Ensuite, loin de nous éloigner du militantisme, les lamentations nous conduisent à un engagement politique plus profond. En 2015, les troubles politiques, la violence et une tentative de coup d’État ont déplacé des centaines de milliers de Burundais. Maggy, enracinée dans les cris des victimes, s’est élevée contre le gouvernement. À la suite de ses protestations et de ses critiques, le gouvernement burundais a exilé Maggy, fermé son organisation et ciblé ses enfants. À la suite de ses lamentations, le gouvernement a jugé le message de Maggy puissant et dangereux. Alors que la politique du gouvernement a conduit à l’exploitation des pauvres et à la puissance militaire pour assurer sa légitimité, Maggy nous montre une politique de vérité fondée sur les lamentations.
En outre, les lamentations transcendent les frontières politiques. Dans les mois qui ont suivi les attaques du 11 septembre 2001 contre le World Trade Center et le Pentagone aux États-Unis, un petit groupe de membres des familles des personnes tuées dans ces attaques se sont liés les uns aux autres après avoir lu les appels de chacun à des réponses pacifiques aux attaques. Peu de temps après, encore en proie à un profond chagrin, un groupe d’entre eux s’est rendu en Afghanistan pour entendre des récits sur le nombre élevé de victimes civiles dans le sillage de l’action militaire américaine. Là, ils ont reconnu leur expérience commune avec toutes les personnes touchées par la violence. Cette visite de lamentation, de solidarité avec d’autres personnes partageant la même douleur, a finalement conduit à la création de Peaceful Tomorrows. Vingt ans plus tard, ces familles de victimes du 11 septembre continuent de transformer leur chagrin en actions pour la paix, faisant campagne pour mettre fin à la guerre et à son héritage tragique à tous les stades de l’engagement politique. Leur pratique des lamentations les a amenées à transcender les cycles de la violence et à traverser les frontières au nom de la paix.
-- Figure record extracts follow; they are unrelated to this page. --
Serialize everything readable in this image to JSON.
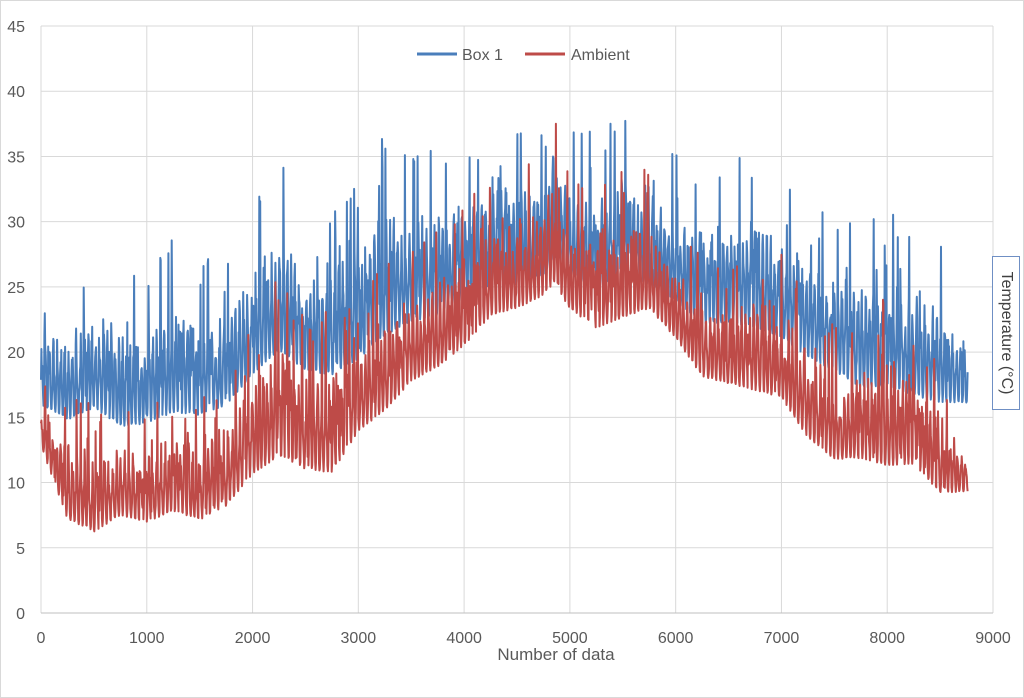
{
  "chart_data": {
    "type": "line",
    "title": "",
    "xlabel": "Number of data",
    "ylabel": "Temperature (°C)",
    "xlim": [
      0,
      9000
    ],
    "ylim": [
      0,
      45
    ],
    "x_ticks": [
      0,
      1000,
      2000,
      3000,
      4000,
      5000,
      6000,
      7000,
      8000,
      9000
    ],
    "y_ticks": [
      0,
      5,
      10,
      15,
      20,
      25,
      30,
      35,
      40,
      45
    ],
    "grid": true,
    "legend_position": "top-center",
    "n_points": 8760,
    "series": [
      {
        "name": "Box 1",
        "color": "#4a7ebb",
        "x": [
          0,
          250,
          500,
          750,
          1000,
          1250,
          1500,
          1750,
          2000,
          2250,
          2500,
          2750,
          3000,
          3250,
          3500,
          3750,
          4000,
          4250,
          4500,
          4750,
          4850,
          5000,
          5250,
          5500,
          5750,
          6000,
          6250,
          6500,
          6750,
          7000,
          7250,
          7500,
          7750,
          8000,
          8250,
          8500,
          8750
        ],
        "min": [
          14.5,
          13,
          13.5,
          12,
          12.5,
          13,
          13,
          14,
          16,
          17.5,
          16.5,
          16,
          17,
          18.5,
          20,
          20.5,
          22,
          23,
          23,
          24,
          25,
          24,
          22.5,
          24,
          23,
          22,
          20,
          20,
          19.5,
          19,
          17.5,
          16.5,
          15,
          15,
          14.5,
          14,
          15
        ],
        "max": [
          24.5,
          25,
          28.5,
          27.5,
          26,
          29,
          27.5,
          27,
          31.5,
          35.2,
          30.5,
          31,
          33.5,
          37,
          36,
          35.5,
          36,
          37.5,
          37.5,
          37,
          40.5,
          37,
          37,
          38.5,
          37.5,
          35.5,
          34.5,
          35,
          35.8,
          33.5,
          31.5,
          30.5,
          30,
          31,
          29,
          28.5,
          22.5
        ]
      },
      {
        "name": "Ambient",
        "color": "#be4b48",
        "x": [
          0,
          250,
          500,
          750,
          1000,
          1250,
          1500,
          1750,
          2000,
          2250,
          2500,
          2750,
          3000,
          3250,
          3500,
          3750,
          4000,
          4250,
          4500,
          4750,
          4850,
          5000,
          5250,
          5500,
          5750,
          6000,
          6250,
          6500,
          6750,
          7000,
          7250,
          7500,
          7750,
          8000,
          8250,
          8500,
          8750
        ],
        "min": [
          12,
          5.5,
          4.5,
          6,
          5.5,
          6,
          5.5,
          6.5,
          8.5,
          9.5,
          9,
          8.5,
          12,
          13.5,
          16,
          17,
          18.5,
          21,
          21.5,
          22.5,
          23,
          21.5,
          20,
          20.5,
          21.5,
          19.5,
          16.5,
          16,
          15,
          14.5,
          11.5,
          10,
          10,
          9,
          9.5,
          7.5,
          8.5
        ],
        "max": [
          17.5,
          17,
          16,
          16,
          15.5,
          18,
          16.5,
          18,
          23,
          26.5,
          22.5,
          23.5,
          25,
          27,
          28,
          29.5,
          32,
          33,
          34,
          35,
          38.5,
          33.5,
          32.5,
          35,
          34,
          30,
          27.5,
          26.5,
          29,
          28,
          24.5,
          22,
          22.5,
          24.5,
          22.5,
          19,
          14
        ]
      }
    ]
  }
}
En fin de compte, les lamentations nous conduisent à une profonde solidarité avec ceux qui sont en deuil, ceux qui sont opprimés et ceux qui sont en marge. La mobilisation de Maggy, de Peaceful Tomorrows et de l’église mondiale n’est pas simplement une question de compassion. Elle est résolument politique dans la mesure où elle remet en question la politique mondiale de la cupidité et de la recherche du pouvoir. Les lamentations ne cherchent pas seulement à réformer la politique, mais à lui donner un cœur et un esprit nouveaux, en remettant en question la manière dont les choses sont faites. Elles nous conduisent profondément dans la vision de Dieu de réconcilier toutes choses.
Emmanuel Katongole est professeur de théologie et d’études sur la paix à l’université Notre Dame, au sein de la faculté de l’Institut Kroc pour les études internationales sur la paix. Il a notamment publié Born from Lament : Theology and Politics of Hope in Africa et The Sacrifice of Africa : (né des lamentations : La théologie et la politique de l’espoir en Afrique et le sacrifice de l’Afrique) une théologie politique pour l’Afrique. Katongole est co-directeur fondateur du Centre pour la réconciliation de Duke. Il est prêtre catholique de l’archidiocèse de Kampala, en Ouganda, où il a été ordonné en 1987.